Apart from the library, there are some test programs located in the src directory:
- gpu_tests: A sample to use the GPU in the PDF and CDF, comparing results with the CPU.
- gpu_performance: Tests the GPU performance in the whole parameter space, printing detailed OpenCL profile information.
- gpu_mpoints_perftest: Outputs the performance results of the library depending on the number of simultaneous points. The outputs are a series of rows containing the following data: point-count gpu-duration gpu-time-per-point cpu-duration cpu-time-per-point cpu-multithreaded-duration cpu-multithreaded-time-per-point.
- gpu_precision: Outputs a comparison of the precision of the GPU against the CPU in different intervals.
- fit_eval: Tests the different parameter estimators in the library and outputs a summary of the results.
- fitperf: Outputs a summary of the performance of the different estimators.
- quantile_perf: Shows the performance of the quantile function depending on the parameters.
- quantile_eval: Evaluates the accuracy of the quantile function.
- In some instances, the GPU seems to "hang" after running repeatedly the OpenCL kernels. The solution found was to reboot the system. It seems to be a bug with NVIDIA drivers.
- Your GPU may not support the default workgroup sizes, printing an error about insufficient resources.

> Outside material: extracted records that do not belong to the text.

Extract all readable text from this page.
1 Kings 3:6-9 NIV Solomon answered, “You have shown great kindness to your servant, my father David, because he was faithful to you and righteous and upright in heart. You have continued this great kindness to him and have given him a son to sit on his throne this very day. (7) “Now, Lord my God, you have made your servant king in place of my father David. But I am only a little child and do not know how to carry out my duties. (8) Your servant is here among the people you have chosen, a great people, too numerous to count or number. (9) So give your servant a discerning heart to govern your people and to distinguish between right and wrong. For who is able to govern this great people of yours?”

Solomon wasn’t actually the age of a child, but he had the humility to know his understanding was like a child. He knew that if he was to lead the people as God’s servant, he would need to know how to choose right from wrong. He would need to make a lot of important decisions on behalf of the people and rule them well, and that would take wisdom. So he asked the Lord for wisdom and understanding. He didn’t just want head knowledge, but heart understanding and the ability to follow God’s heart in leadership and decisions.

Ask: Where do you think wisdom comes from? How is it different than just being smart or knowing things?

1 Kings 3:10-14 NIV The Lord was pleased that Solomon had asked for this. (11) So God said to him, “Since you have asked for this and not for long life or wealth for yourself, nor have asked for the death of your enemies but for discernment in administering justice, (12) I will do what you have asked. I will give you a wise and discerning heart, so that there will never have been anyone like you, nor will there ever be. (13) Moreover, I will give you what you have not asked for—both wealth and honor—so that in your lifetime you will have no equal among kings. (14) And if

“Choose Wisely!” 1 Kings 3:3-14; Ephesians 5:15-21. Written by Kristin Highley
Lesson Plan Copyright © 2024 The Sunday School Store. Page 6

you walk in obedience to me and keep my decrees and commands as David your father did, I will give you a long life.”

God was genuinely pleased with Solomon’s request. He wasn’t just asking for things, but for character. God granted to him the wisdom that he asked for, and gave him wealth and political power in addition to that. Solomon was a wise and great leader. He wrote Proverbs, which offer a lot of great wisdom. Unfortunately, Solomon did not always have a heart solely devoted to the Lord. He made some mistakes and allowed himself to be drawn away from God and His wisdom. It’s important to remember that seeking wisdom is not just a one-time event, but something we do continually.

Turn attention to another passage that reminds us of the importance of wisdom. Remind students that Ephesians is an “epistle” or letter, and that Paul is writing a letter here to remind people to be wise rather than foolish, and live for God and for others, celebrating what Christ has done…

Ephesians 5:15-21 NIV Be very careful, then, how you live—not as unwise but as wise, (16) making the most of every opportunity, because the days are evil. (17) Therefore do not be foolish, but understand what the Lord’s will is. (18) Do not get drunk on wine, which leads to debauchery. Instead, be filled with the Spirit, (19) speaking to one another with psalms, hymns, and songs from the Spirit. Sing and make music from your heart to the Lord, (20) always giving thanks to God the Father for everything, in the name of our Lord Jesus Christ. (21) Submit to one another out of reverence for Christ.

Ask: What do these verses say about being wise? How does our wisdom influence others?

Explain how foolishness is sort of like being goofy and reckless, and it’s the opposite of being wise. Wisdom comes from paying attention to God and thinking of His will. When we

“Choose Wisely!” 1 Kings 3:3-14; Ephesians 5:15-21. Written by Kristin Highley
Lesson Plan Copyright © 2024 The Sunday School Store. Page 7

You may try modifying in includes/opencl_common.h the max workgroup sizes (
MAX_WORKGROUPS
) or reducing the number of Gauss-Kronrod points to 61 defining theGK_USE_61_POINTS
(not recommended if you want to maintain precision). - Your GPU may not support double-precision numbers (seen on Intel Iris HD graphic cards). Our software detects it if it's the case, issuing a warning during the compilation of the OpenCL kernel (you may not see it if you're not running debug builds). However, the precision is severly affected and you may see weird results if your card doesn't support double-precision floating point numbers.
- Some NVIDIA drivers cache the OpenCL kernels but don't rebuild correctly when included headers changes. If you change a header included in the OpenCL code (currently only opencl_common.h, gk_points.h and _stable_inv_precalcs.h) remove the $HOME/.nv folder to force a rebuild.
- Some AMD drivers fail when including header files in OpenCL code. An easy workaround is to copy the included headers to the /tmp folder, where AMD does the temporary copies when compiling code. Running cp -r includes /tmp should suffice to work around this driver bug.
- v1.0: Initial version
- v1.0.1: Add random number generation capabilities.
- v1.0.2: Improve efficienty of the random number generator
- v1.0.3: Support situations when the GPU does not have enough memory for a single kernel call.